A poche settimane dall'inizio del prossimo round negoziale sul TTIP (Trattato Transatlantico sul Commercio e gli Investimenti), la strada per giungere ad un accordo entro la fine di quest'anno appare decisamente in salita, come testimonia anche l'intervista rilasciata dal ministro dello Sviluppo Economico Calenda al Corriere della Sera.

Le centinaia di pagine di documenti riservati recentemente rese pubbliche da Greenpeace, infatti, non solo hanno rinfocolato le polemiche di chi ritiene che il Trattato aprirebbe la strada ad una gara al ribasso negli standard ambientali, della salute e della tutela dei consumatori, ma dimostrano come, in ogni caso, le posizioni dell'Unione Europea e degli Stati Uniti siano ancora molto distanti.

Sebbene le autorità europee si siano affrettate a spiegare che i documenti coinvolti nell'ormai soprannominato 'TTIP-leaks' non rappresentano una fotografia dell'accordo finale, è chiaro che le trattative, che vanno ormai avanti da tre anni, non sembrano aver fatto molti passi in avanti. Tanto che il presidente francese François Hollande ha espresso pubblicamente la sua contrarietà alla stipula di un accordo al ribasso che metta in discussione i principi essenziali dell'agricoltura e della cultura europea.

I punti di divergenza tra Stati Uniti e Unione Europea sono molti e ormai noti. A partire dalle regole poste a tutela della salute dei consumatori, che vedono opporsi il 'principio di precauzione' europeo all'approccio statunitense 'basato sui rischi', fino alle leggi in materia di OGM o di tutela delle denominazioni geografiche.

Dalla lettura dei documenti svelati da Greenpeace due temi, in particolare, sembrano essere particolarmente divisivi.
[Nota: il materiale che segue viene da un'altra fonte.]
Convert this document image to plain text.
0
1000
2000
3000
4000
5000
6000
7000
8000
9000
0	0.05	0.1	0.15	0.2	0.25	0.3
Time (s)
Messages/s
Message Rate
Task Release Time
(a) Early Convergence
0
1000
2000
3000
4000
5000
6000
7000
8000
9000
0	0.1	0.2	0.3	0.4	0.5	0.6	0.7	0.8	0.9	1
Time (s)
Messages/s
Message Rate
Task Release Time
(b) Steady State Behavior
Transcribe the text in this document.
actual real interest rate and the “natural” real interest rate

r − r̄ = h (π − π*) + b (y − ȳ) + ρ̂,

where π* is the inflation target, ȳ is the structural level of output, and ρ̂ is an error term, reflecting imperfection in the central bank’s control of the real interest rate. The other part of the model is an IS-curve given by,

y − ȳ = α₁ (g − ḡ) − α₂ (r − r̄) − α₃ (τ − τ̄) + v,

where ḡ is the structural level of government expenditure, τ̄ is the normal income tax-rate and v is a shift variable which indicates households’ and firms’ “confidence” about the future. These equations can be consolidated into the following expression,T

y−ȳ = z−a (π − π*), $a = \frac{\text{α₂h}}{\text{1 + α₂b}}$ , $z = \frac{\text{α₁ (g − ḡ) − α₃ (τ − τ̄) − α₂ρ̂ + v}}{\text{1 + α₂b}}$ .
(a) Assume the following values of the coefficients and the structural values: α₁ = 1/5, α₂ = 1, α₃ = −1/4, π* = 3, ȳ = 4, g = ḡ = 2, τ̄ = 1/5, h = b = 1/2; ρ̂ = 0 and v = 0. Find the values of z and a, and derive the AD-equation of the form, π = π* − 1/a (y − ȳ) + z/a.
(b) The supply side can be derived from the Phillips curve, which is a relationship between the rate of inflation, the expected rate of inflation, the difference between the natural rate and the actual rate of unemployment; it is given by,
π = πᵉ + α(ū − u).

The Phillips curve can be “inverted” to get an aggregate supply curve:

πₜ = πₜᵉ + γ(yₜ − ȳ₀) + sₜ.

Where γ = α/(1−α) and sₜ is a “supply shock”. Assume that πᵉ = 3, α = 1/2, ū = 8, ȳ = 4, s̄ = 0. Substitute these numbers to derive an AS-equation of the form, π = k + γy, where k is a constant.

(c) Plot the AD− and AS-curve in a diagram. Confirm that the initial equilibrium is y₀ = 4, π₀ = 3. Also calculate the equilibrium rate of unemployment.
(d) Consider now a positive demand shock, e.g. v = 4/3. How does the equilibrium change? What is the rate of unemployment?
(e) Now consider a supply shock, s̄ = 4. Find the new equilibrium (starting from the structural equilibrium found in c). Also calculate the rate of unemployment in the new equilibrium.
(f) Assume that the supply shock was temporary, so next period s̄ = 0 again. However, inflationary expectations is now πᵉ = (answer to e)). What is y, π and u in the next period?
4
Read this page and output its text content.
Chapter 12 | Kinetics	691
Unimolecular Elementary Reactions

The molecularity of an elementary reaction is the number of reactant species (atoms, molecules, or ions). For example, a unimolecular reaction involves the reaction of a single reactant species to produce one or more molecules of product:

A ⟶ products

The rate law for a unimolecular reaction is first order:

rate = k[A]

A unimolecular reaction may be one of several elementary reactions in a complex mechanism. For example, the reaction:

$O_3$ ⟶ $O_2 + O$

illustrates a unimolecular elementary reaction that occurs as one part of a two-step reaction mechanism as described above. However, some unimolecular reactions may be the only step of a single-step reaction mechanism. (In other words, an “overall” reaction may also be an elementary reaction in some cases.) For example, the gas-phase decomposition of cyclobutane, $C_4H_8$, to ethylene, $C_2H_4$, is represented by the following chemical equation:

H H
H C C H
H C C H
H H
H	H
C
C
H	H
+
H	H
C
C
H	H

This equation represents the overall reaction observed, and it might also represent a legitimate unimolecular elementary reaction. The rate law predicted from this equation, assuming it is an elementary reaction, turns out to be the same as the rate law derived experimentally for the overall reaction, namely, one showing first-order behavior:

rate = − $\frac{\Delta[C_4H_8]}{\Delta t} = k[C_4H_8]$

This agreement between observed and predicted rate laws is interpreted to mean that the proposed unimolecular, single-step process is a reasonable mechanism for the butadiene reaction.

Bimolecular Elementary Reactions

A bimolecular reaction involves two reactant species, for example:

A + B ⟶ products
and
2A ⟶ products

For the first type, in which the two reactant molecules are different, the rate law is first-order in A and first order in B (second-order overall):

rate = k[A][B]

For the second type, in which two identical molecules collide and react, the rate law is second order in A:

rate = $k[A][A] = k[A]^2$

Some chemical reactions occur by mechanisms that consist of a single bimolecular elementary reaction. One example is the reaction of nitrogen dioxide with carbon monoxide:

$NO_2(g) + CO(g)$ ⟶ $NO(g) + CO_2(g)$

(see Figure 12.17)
In primo luogo il tema relativo agli appalti pubblici, ritenuto di cruciale importanza dalla Commissione europea che lo considera indispensabile per rilanciare l'occupazione e la produzione industriale nel vecchio continente. Gli Americani accettano di riconoscere il libero accesso alle loro gare, ma non hanno intenzione di derogare alla regola del 'buy american', con l'effetto che qualunque impresa dovesse aggiudicarsi un appalto negli USA sarà poi costretta ad impiegare, nello svolgimento dei lavori, prodotti americani almeno per il 50%.

In secondo luogo, fonti interne ai negoziati riportano l'intenzione americana di continuare ad usare le denominazioni geografiche di prodotti alimentari europei, compresi vini made in Italy come Chianti e Marsala, con evidente danno per i prodotti originali. Per contro, l'Unione Europea vorrebbe prevedere un'apposita sezione dedicata al commercio di vini e liquori, che riprenda il contenuto degli accordi bilaterali tra USA e UE del 2006, che verrebbero invece abrogati. Di fondamentale importanza sarà dunque capire quali denominazioni verranno protette, mediante inserimento negli appositi allegati, il cui contenuto è però ancora sconosciuto.

In ogni caso, al di là del merito degli argomenti, è evidente come la discussione abbia ormai assunto una forte valenza politica, ed il rischio è che, con le elezioni statunitensi alle porte, le trattative si trascinino ancora per molti mesi, se non anni.